Étudions le phénomène émotionnel sous le prisme de ce qu’Allah nous enseigne.

En tant que musulmans, croyants, nous acceptons et comprenons tous que chaque mécanisme dans l’univers, qu’il s’agisse de l’humain, de l’animal ou des forces de la nature, est le résultat de la volonté d’Allah.

Dans une Sagesse que l’esprit peine souvent à saisir, Allah a décidé de créer un système avec des fonctions différentes pour atteindre des objectifs que nous comprenons soit instinctivement par la fitra et nos fonctions naturelles, soit par l’observation, la réflexion, l’apprentissage et l’expérience.

Ainsi, ce qui peut sembler être un handicap ou un défaut chez la femme fait en réalité partie d’une mécanique parfaite, permettant à ce système de vie sur Terre, décidé par Allah, de fonctionner harmonieusement, malgré les tentatives de destruction voulues par Iblis – même si nous devons parfois traverser des désastres. 

C’est dans cette complémentarité homme/femme que réside l’objectif : atteindre et maintenir un équilibre qui permet de surmonter les problèmes et d’accepter, ensemble, leur mortalité.

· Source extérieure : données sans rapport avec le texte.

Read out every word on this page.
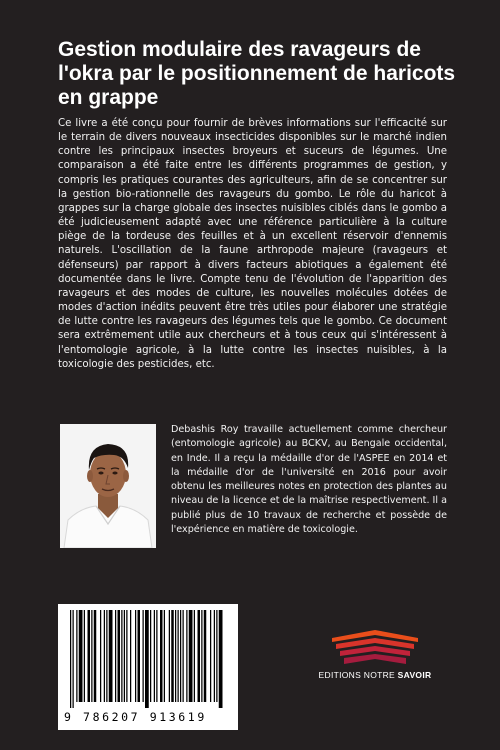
Gestion modulaire des ravageurs de l'okra par le positionnement de haricots en grappe

Ce livre a été conçu pour fournir de brèves informations sur l'efficacité sur le terrain de divers nouveaux insecticides disponibles sur le marché indien contre les principaux insectes broyeurs et suceurs de légumes. Une comparaison a été faite entre les différents programmes de gestion, y compris les pratiques courantes des agriculteurs, afin de se concentrer sur la gestion bio-rationnelle des ravageurs du gombo. Le rôle du haricot à grappes sur la charge globale des insectes nuisibles ciblés dans le gombo a été judicieusement adapté avec une référence particulière à la culture piège de la tordeuse des feuilles et à un excellent réservoir d'ennemis naturels. L'oscillation de la faune arthropode majeure (ravageurs et défenseurs) par rapport à divers facteurs abiotiques a également été documentée dans le livre. Compte tenu de l'évolution de l'apparition des ravageurs et des modes de culture, les nouvelles molécules dotées de modes d'action inédits peuvent être très utiles pour élaborer une stratégie de lutte contre les ravageurs des légumes tels que le gombo. Ce document sera extrêmement utile aux chercheurs et à tous ceux qui s'intéressent à l'entomologie agricole, à la lutte contre les insectes nuisibles, à la toxicologie des pesticides, etc.

Debashis Roy travaille actuellement comme chercheur (entomologie agricole) au BCKV, au Bengale occidental, en Inde. Il a reçu la médaille d'or de l'ASPEE en 2014 et la médaille d'or de l'université en 2016 pour avoir obtenu les meilleures notes en protection des plantes au niveau de la licence et de la maîtrise respectivement. Il a publié plus de 10 travaux de recherche et possède de l'expérience en matière de toxicologie.

9 786207 913619
EDITIONS NOTRE SAVOIR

Construire une famille, un groupe, une société qui s’alignent sur les composantes biologiques et physiologiques de la femme complétées par celles de l’homme, n’est pas un choix ; c’est une décision divine préétablie.

En effet, Allah a doté la femme d’une beauté parfaite, dans ses formes et ses gestes, à laquelle tout homme est réceptif : ce qui fait d’elle un être physiquement et cognitivement moins armé. 

Cela incite l’homme à être plus bienveillant envers elle, tout en bénéficiant de sa compagnie, de sa chaleur et de ses conseils avisés, qu’elle soit sa mère, sa tante, sa sœur, sa fille, son épouse ou une vieille servante fidèle. 

Ce qui n’est en rien incompatible avec le fait que de nombreuses femmes surpassent les hommes dans la foi et l’intelligence.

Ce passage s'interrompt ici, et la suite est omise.